Poll is blocked indefinitely when the server callback can not send the whole packet
Originally discovered in !263 (closed) and further elaborated in !340 (closed).
tl;dr:
The libssh callback based server is using poll to check when there is something to read or we can write to the socket. The problem is that the poll is invoked recursively. Probably to prevent infinite recursion of invoking callbacks, the socket is "locked" for the time the callback is executed. But as we are technically operating on a single socket, this does not prevent invoking more callbacks, but also writing to this socket through poll.
!340 (comment 1295396598):
Longer version based onThe callbacks are invoked from within the first poll loop and the poll socket is locked for the time the callback is executed. The callback itself processes the packet and constructs the reply packet to be send to the peer from sftp_reply_data. The code sends the first part of the packet, but can not send the rest so it tries to enable the POLLOUT event on the socket, which is not immediately effective, because the lock is active. This is still non-blocking part, which goes on without any issue. But after that, we got from ssh_channel_write_common to blocking flush of the outgoing buffer, which invokes the poll again. But as mentioned previously, the POLLOUT event is not enabled on the socket so it waits (in blocking mode indefinitely) in poll.
This accidentally works all the way until we try to send some larger packet and we are not able to write them to the underlying kernel/network layer. I think the socket wrapper is too strict with allowing writing only up to the MTU, but we would hit the same issue with larger packets when the kernel or something would not allow to buffer some amount of data.
What are the ways out?
- The problem is really the blocking flush inside of the poll callback with locked socket in https://gitlab.com/libssh/libssh-mirror/-/blob/master/src/channels.c#L1580 . This code lives in there for 11 years. I really can not guess what would happen if we would change it to non-blocking flush -- this would allow the code returning to the first poll, which would already pick up the POLLOUT event as it is correctly set after we return from the callback.

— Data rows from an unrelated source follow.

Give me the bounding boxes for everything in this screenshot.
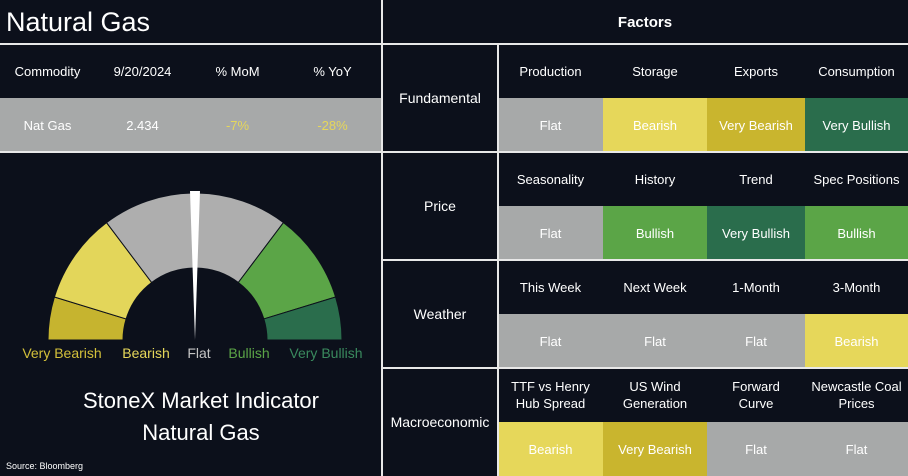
factor-status: Bullish bbox=[603, 206, 707, 260]
gauge-segment bbox=[263, 296, 343, 341]
factor-status: Flat bbox=[498, 206, 603, 260]
factor-name: US Wind Generation bbox=[603, 368, 707, 422]
factor-name: History bbox=[603, 152, 707, 206]
source: Source: Bloomberg bbox=[6, 461, 83, 471]
gauge-label: Bearish bbox=[122, 345, 169, 361]
cell: 2.434 bbox=[126, 117, 159, 133]
factor-name: Production bbox=[498, 44, 603, 98]
factor-status: Bearish bbox=[603, 98, 707, 152]
factor-name-line: Curve bbox=[738, 396, 774, 411]
factor-name: Next Week bbox=[603, 260, 707, 314]
factor-name: Spec Positions bbox=[805, 152, 908, 206]
factor-name: This Week bbox=[498, 260, 603, 314]
factor-name: TTF vs Henry Hub Spread bbox=[498, 368, 603, 422]
gauge-caption: StoneX Market Indicator bbox=[83, 388, 319, 413]
factor-name-line: US Wind bbox=[629, 379, 681, 394]
factors-title: Factors bbox=[617, 13, 673, 31]
factor-status: Flat bbox=[498, 98, 603, 152]
column-header: 9/20/2024 bbox=[113, 63, 172, 79]
factor-name-line: Trend bbox=[739, 171, 773, 187]
factor-name-line: Next Week bbox=[623, 279, 687, 295]
factor-status: Flat bbox=[498, 314, 603, 368]
factor-name-line: History bbox=[634, 171, 676, 187]
factor-status: Very Bearish bbox=[707, 98, 805, 152]
cell: -7% bbox=[225, 117, 250, 133]
factor-status: Flat bbox=[805, 422, 908, 476]
factor-status: Bearish bbox=[805, 314, 908, 368]
gauge-label: Bullish bbox=[228, 345, 269, 361]
factor-name-line: Forward bbox=[732, 379, 780, 394]
factor-name-line: Consumption bbox=[818, 63, 895, 79]
gauge-caption: Natural Gas bbox=[142, 420, 259, 445]
divider bbox=[0, 43, 908, 45]
gauge-label: Very Bullish bbox=[289, 345, 362, 361]
factor-name-line: Exports bbox=[733, 63, 779, 79]
column-header: % MoM bbox=[215, 63, 260, 79]
factor-name: 1-Month bbox=[707, 260, 805, 314]
gauge: Very Bearish Bearish Flat Bullish Very Bulli… bbox=[6, 191, 363, 471]
factor-name-line: This Week bbox=[519, 279, 582, 295]
factor-name: Seasonality bbox=[498, 152, 603, 206]
factor-status: Flat bbox=[707, 314, 805, 368]
factor-status: Very Bullish bbox=[707, 206, 805, 260]
factor-name-line: Storage bbox=[632, 63, 678, 79]
factor-status: Bearish bbox=[498, 422, 603, 476]
column-header: % YoY bbox=[313, 63, 352, 79]
factor-name: 3-Month bbox=[805, 260, 908, 314]
factor-name: Storage bbox=[603, 44, 707, 98]
factor-name-line: Seasonality bbox=[516, 171, 585, 187]
factor-name-line: 3-Month bbox=[832, 279, 881, 295]
divider bbox=[383, 259, 908, 261]
group-label: Macroeconomic bbox=[390, 414, 490, 430]
divider bbox=[381, 0, 383, 476]
factor-name: Newcastle Coal Prices bbox=[805, 368, 908, 422]
divider bbox=[0, 151, 908, 153]
factor-status: Very Bullish bbox=[805, 98, 908, 152]
factor-status: Very Bearish bbox=[603, 422, 707, 476]
factor-status: Flat bbox=[707, 422, 805, 476]
factor-name: Exports bbox=[707, 44, 805, 98]
divider bbox=[383, 367, 908, 369]
factor-name-line: Hub Spread bbox=[515, 396, 586, 411]
factor-name: Consumption bbox=[805, 44, 908, 98]
factor-name: Trend bbox=[707, 152, 805, 206]
column-header: Commodity bbox=[14, 63, 81, 79]
factor-name-line: Generation bbox=[622, 396, 688, 411]
title: Natural Gas bbox=[6, 6, 151, 37]
factor-status: Flat bbox=[603, 314, 707, 368]
group-label: Fundamental bbox=[399, 90, 481, 106]
gauge-needle bbox=[190, 191, 200, 340]
factor-name-line: 1-Month bbox=[732, 279, 780, 295]
factor-name-line: Production bbox=[519, 63, 582, 79]
factor-name-line: TTF vs Henry bbox=[511, 379, 590, 394]
row-background bbox=[0, 98, 382, 152]
factor-name-line: Spec Positions bbox=[813, 171, 900, 187]
gauge-label: Very Bearish bbox=[22, 345, 101, 361]
factor-name-line: Prices bbox=[838, 396, 875, 411]
factor-name: Forward Curve bbox=[707, 368, 805, 422]
factor-status: Bullish bbox=[805, 206, 908, 260]
factor-name-line: Newcastle Coal bbox=[811, 379, 902, 394]
gauge-label: Flat bbox=[187, 345, 210, 361]
cell: Nat Gas bbox=[23, 117, 72, 133]
cell: -28% bbox=[317, 117, 348, 133]
group-label: Weather bbox=[413, 306, 467, 322]
group-label: Price bbox=[424, 198, 456, 214]
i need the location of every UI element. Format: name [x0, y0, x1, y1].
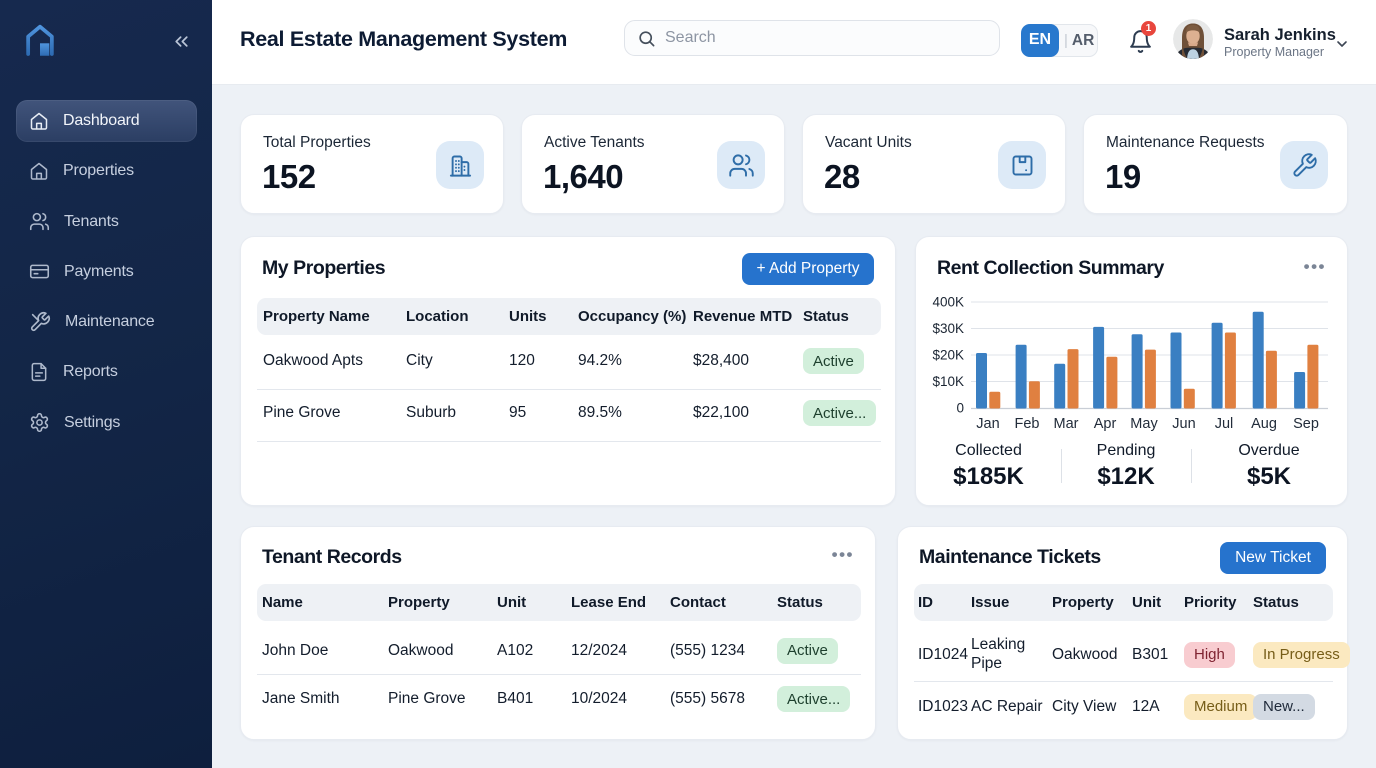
svg-text:Feb: Feb [1015, 416, 1040, 432]
svg-text:Mar: Mar [1054, 416, 1079, 432]
svg-text:$30K: $30K [932, 321, 964, 336]
svg-text:Aug: Aug [1251, 416, 1277, 432]
svg-text:$20K: $20K [932, 348, 964, 363]
svg-text:Apr: Apr [1094, 416, 1117, 432]
svg-text:0: 0 [956, 401, 964, 416]
svg-text:Sep: Sep [1293, 416, 1319, 432]
svg-text:Jun: Jun [1172, 416, 1195, 432]
svg-text:$10K: $10K [932, 374, 964, 389]
svg-text:400K: 400K [932, 295, 964, 310]
svg-text:Jul: Jul [1215, 416, 1234, 432]
svg-text:May: May [1130, 416, 1158, 432]
svg-text:Jan: Jan [976, 416, 999, 432]
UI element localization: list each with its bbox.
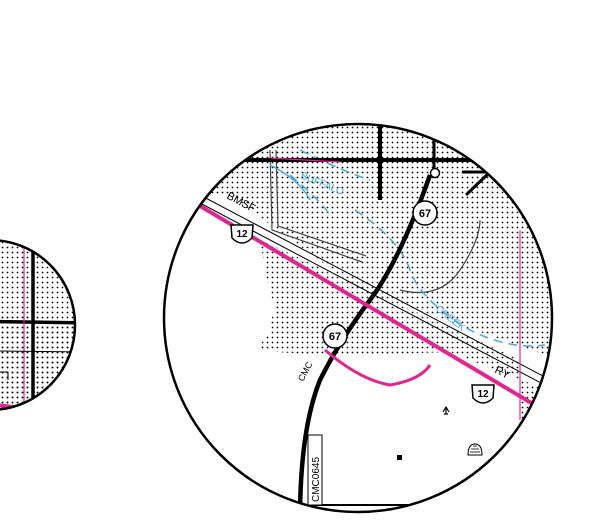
- us-highway-shield-left: 12: [230, 224, 254, 244]
- hatched-feature-icon: [467, 443, 483, 456]
- us-highway-shield-right: 12: [471, 384, 495, 404]
- main-map-border: [162, 122, 554, 514]
- svg-text:67: 67: [329, 331, 341, 343]
- route-code-box: CMC0645: [307, 434, 323, 506]
- state-route-shield-top: 67: [412, 200, 438, 226]
- left-inset-map: [0, 240, 75, 410]
- svg-text:67: 67: [419, 208, 431, 220]
- main-map: [164, 124, 552, 512]
- state-route-shield-mid: 67: [322, 323, 348, 349]
- church-icon: [442, 405, 450, 415]
- svg-text:12: 12: [477, 389, 489, 400]
- left-inset-border: [0, 239, 77, 411]
- route-code-label: CMC0645: [311, 457, 322, 502]
- junction-point-icon: [429, 167, 441, 179]
- county-road-label: CMC: [296, 360, 315, 383]
- building-icon: [397, 455, 402, 460]
- svg-text:12: 12: [236, 229, 248, 240]
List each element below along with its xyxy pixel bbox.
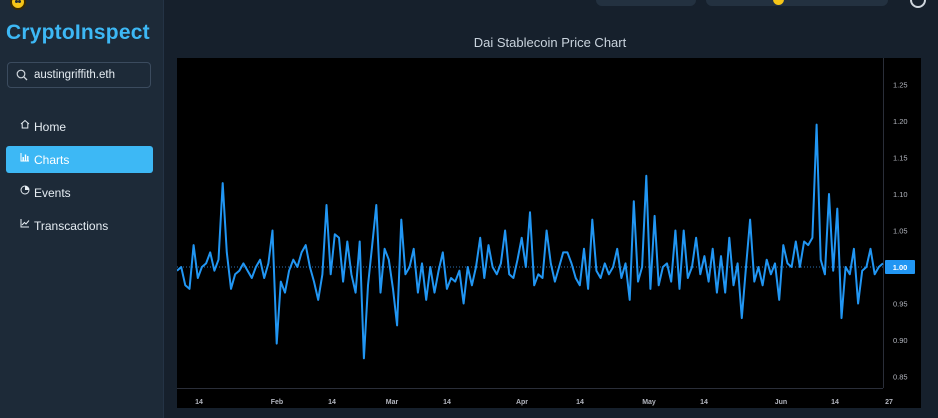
y-tick-label: 1.20 [893,117,908,126]
sidebar-nav: Home Charts Events Transcactions [6,113,153,245]
sidebar-item-label: Transcactions [34,218,109,233]
x-tick-label: 27 [885,399,893,406]
sidebar-item-charts[interactable]: Charts [6,146,153,173]
y-tick-label: 1.10 [893,190,908,199]
sidebar: CryptoInspect Home Charts [0,0,164,418]
y-tick-label: 1.15 [893,154,908,163]
search-box[interactable] [7,62,151,88]
x-tick-label: Mar [386,399,399,406]
y-tick-label: 0.85 [893,373,908,382]
y-tick-label: 0.90 [893,336,908,345]
price-chart-svg[interactable]: 1.25 1.20 1.15 1.10 1.05 1.00 0.95 0.90 0.85 14 Fe… [176,58,927,410]
y-tick-label: 1.25 [893,81,908,90]
app-title: CryptoInspect [6,21,150,44]
network-button[interactable] [596,0,696,6]
x-axis-area [177,388,921,408]
sidebar-item-transactions[interactable]: Transcactions [6,212,153,239]
x-tick-label: 14 [700,399,708,406]
transactions-icon [20,218,30,227]
chart-title: Dai Stablecoin Price Chart [473,35,627,50]
x-tick-label: 14 [831,399,839,406]
price-chart[interactable]: 1.25 1.20 1.15 1.10 1.05 1.00 0.95 0.90 0.85 14 Fe… [176,58,927,415]
current-value-badge [885,260,915,274]
y-axis-area [883,58,921,388]
sidebar-item-events[interactable]: Events [6,179,153,206]
x-tick-label: 14 [443,399,451,406]
search-input[interactable] [34,69,144,81]
x-tick-label: May [642,399,656,406]
events-icon [20,185,30,194]
sidebar-item-home[interactable]: Home [6,113,153,140]
x-tick-label: Jun [775,399,787,406]
home-icon [20,119,30,128]
wallet-button[interactable] [706,0,888,6]
sidebar-item-label: Charts [34,152,70,167]
price-series-line [176,123,884,360]
x-tick-label: 14 [328,399,336,406]
coin-icon [773,0,784,5]
y-tick-label: 0.95 [893,300,908,309]
sidebar-item-label: Events [34,185,71,200]
sidebar-item-label: Home [34,119,67,134]
x-tick-label: Feb [271,399,283,406]
x-tick-label: Apr [516,399,528,406]
chart-icon [20,152,29,161]
current-value-label: 1.00 [893,263,908,272]
search-icon [16,69,28,81]
account-icon[interactable] [910,0,926,8]
x-tick-label: 14 [195,399,203,406]
x-tick-label: 14 [576,399,584,406]
logo-icon [10,0,26,10]
y-tick-label: 1.05 [893,227,908,236]
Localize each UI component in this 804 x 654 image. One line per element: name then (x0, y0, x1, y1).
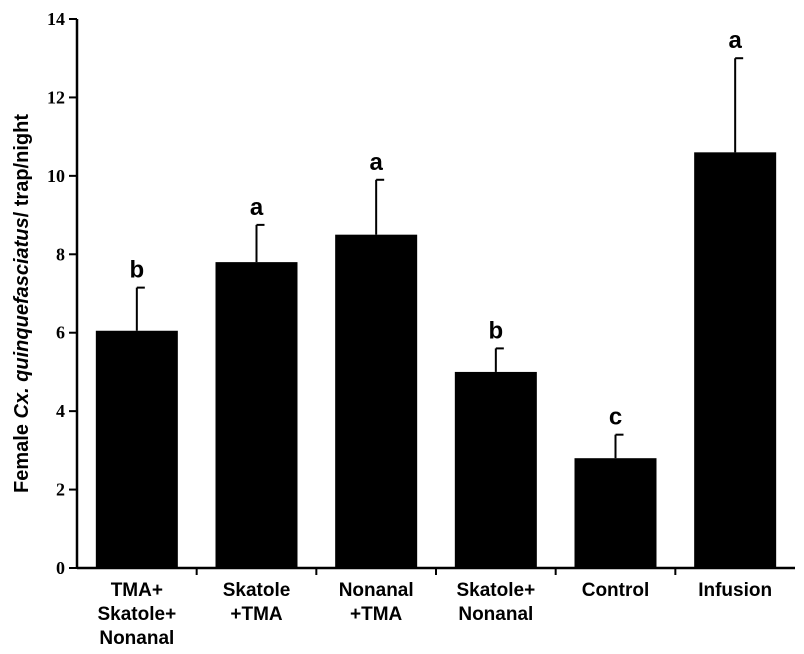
error-bars (135, 57, 744, 459)
x-category-label: Skatole +TMA (223, 580, 291, 625)
x-category-label: Infusion (698, 580, 772, 601)
category-labels: TMA+ Skatole+ Nonanal Skatole +TMA Nonanal +TM… (97, 580, 772, 649)
y-tick-label: 2 (56, 480, 65, 500)
bar (454, 371, 537, 568)
x-category-label: Control (582, 580, 650, 601)
y-tick-label: 0 (56, 558, 65, 578)
x-category-label: Nonanal +TMA (339, 580, 414, 625)
y-tick-label: 14 (47, 9, 65, 29)
x-category-label: TMA+ Skatole+ Nonanal (97, 580, 176, 649)
bar (574, 458, 657, 568)
y-tick-label: 8 (56, 244, 65, 264)
y-ticks: 0 2 4 6 8 10 12 14 (47, 9, 677, 578)
y-axis-label: Female Cx. quinquefasciatus/ trap/night (11, 114, 33, 493)
significance-letter: c (609, 404, 622, 431)
significance-letter: b (129, 257, 144, 284)
bars (95, 152, 777, 569)
bar (694, 152, 777, 569)
axes (75, 19, 795, 570)
bar (215, 262, 298, 568)
y-tick-label: 12 (47, 87, 65, 107)
significance-letter: b (488, 317, 503, 344)
significance-letter: a (728, 27, 742, 54)
y-tick-label: 6 (56, 323, 65, 343)
y-tick-label: 4 (56, 401, 65, 421)
x-category-label: Skatole+ Nonanal (456, 580, 535, 625)
significance-letters: b a a b c a (129, 27, 742, 430)
significance-letter: a (369, 149, 383, 176)
bar (95, 330, 178, 568)
significance-letter: a (250, 194, 264, 221)
y-tick-label: 10 (47, 166, 65, 186)
bar (335, 234, 418, 568)
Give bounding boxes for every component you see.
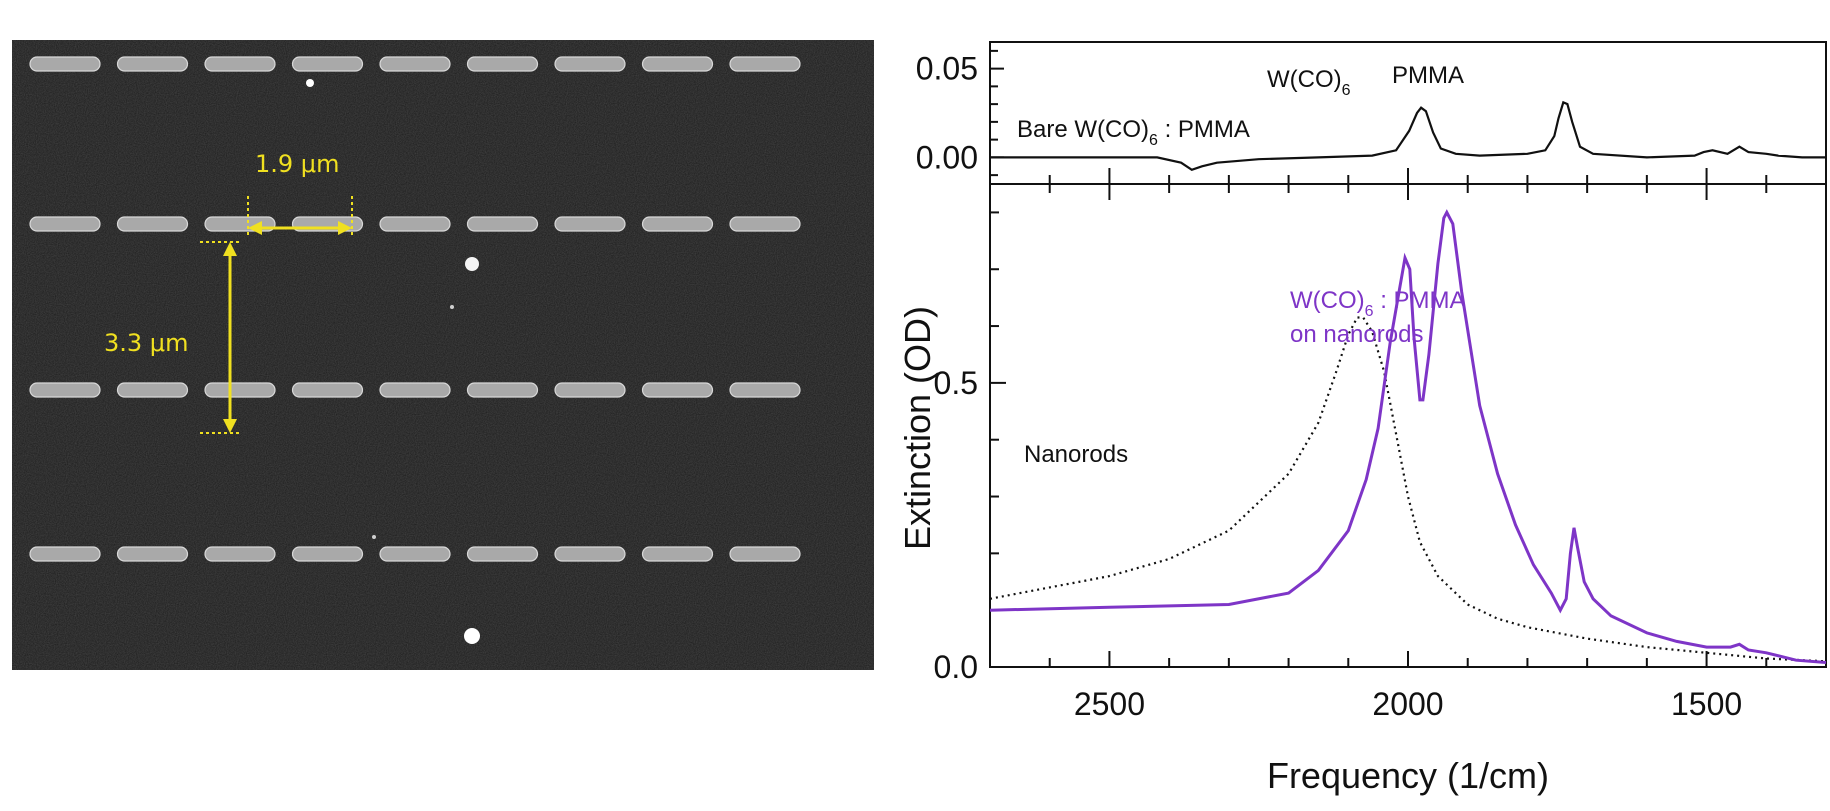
y-tick-label: 0.0 bbox=[934, 649, 978, 685]
series-wco6-pmma-on-nanorods bbox=[989, 209, 1827, 664]
x-tick-label: 1500 bbox=[1671, 686, 1742, 722]
nanorod bbox=[641, 216, 714, 232]
sem-micrograph: 1.9 μm 3.3 μm bbox=[12, 40, 874, 670]
x-axis-title: Frequency (1/cm) bbox=[1267, 755, 1549, 796]
nanorods-annotation: Nanorods bbox=[1024, 441, 1128, 468]
nanorod bbox=[554, 382, 626, 398]
nanorod bbox=[729, 216, 801, 232]
sem-debris-dot bbox=[306, 79, 314, 87]
x-tick-label: 2000 bbox=[1372, 686, 1443, 722]
nanorod bbox=[554, 216, 626, 232]
y-axis-title: Extinction (OD) bbox=[897, 306, 938, 550]
nanorod bbox=[466, 546, 539, 562]
nanorod bbox=[291, 382, 364, 398]
nanorod bbox=[729, 56, 801, 72]
nanorod bbox=[554, 546, 626, 562]
nanorod bbox=[379, 546, 451, 562]
vertical-scale-label: 3.3 μm bbox=[104, 329, 188, 357]
nanorod bbox=[204, 56, 276, 72]
sem-debris-dot bbox=[465, 257, 479, 271]
nanorod bbox=[466, 216, 539, 232]
nanorod bbox=[204, 546, 276, 562]
nanorod bbox=[116, 546, 189, 562]
top-peak1-annotation: W(CO)6 bbox=[1267, 66, 1351, 99]
series-nanorods bbox=[989, 316, 1827, 663]
nanorod bbox=[379, 382, 451, 398]
nanorod bbox=[29, 56, 101, 72]
nanorod-array bbox=[29, 56, 801, 562]
horizontal-scale-label: 1.9 μm bbox=[255, 150, 339, 178]
nanorod bbox=[116, 216, 189, 232]
top-sample-annotation: Bare W(CO)6 : PMMA bbox=[1017, 116, 1250, 149]
y-tick-label: 0.5 bbox=[934, 365, 978, 401]
sem-noise bbox=[12, 40, 874, 670]
sem-debris-dot bbox=[464, 628, 480, 644]
y-tick-label: 0.00 bbox=[916, 139, 978, 175]
nanorod bbox=[729, 546, 801, 562]
bottom-panel-frame bbox=[989, 183, 1827, 668]
nanorod bbox=[554, 56, 626, 72]
bottom-panel-ticks: 2500 2000 1500 0.0 0.5 bbox=[934, 184, 1827, 722]
sem-debris-dot bbox=[372, 535, 376, 539]
nanorod bbox=[116, 382, 189, 398]
nanorod bbox=[466, 382, 539, 398]
coated-annotation-line2: on nanorods bbox=[1290, 321, 1423, 348]
nanorod bbox=[291, 546, 364, 562]
vertical-scale-bar bbox=[200, 241, 242, 434]
nanorod bbox=[641, 382, 714, 398]
nanorod bbox=[29, 382, 101, 398]
series-bare-wco6-pmma bbox=[990, 100, 1826, 172]
horizontal-scale-bar bbox=[247, 196, 353, 238]
nanorod bbox=[729, 382, 801, 398]
nanorod bbox=[291, 56, 364, 72]
extinction-spectra-chart: 0.00 0.05 2500 2000 1500 0.0 0.5 Frequency (1… bbox=[897, 41, 1827, 796]
top-peak2-annotation: PMMA bbox=[1392, 62, 1464, 89]
nanorod bbox=[116, 56, 189, 72]
sem-debris-dot bbox=[450, 305, 454, 309]
coated-annotation-line1: W(CO)6 : PMMA bbox=[1290, 287, 1466, 320]
nanorod bbox=[29, 216, 101, 232]
nanorod bbox=[204, 382, 276, 398]
nanorod bbox=[641, 546, 714, 562]
nanorod bbox=[379, 216, 451, 232]
nanorod bbox=[379, 56, 451, 72]
y-tick-label: 0.05 bbox=[916, 51, 978, 87]
nanorod bbox=[641, 56, 714, 72]
nanorod bbox=[466, 56, 539, 72]
x-tick-label: 2500 bbox=[1074, 686, 1145, 722]
nanorod bbox=[29, 546, 101, 562]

- The inside problem is calling the poll recursively while keeping the socket locked. I could not find much information about the reason why it is locked. Probably to avoid recursive execution of the callbacks. One option might be locking the socket only for the POLLIN events and allowing the POLLOUT events to break out of this issue? Or could the outside poll break if we would change the events from inside of the callback?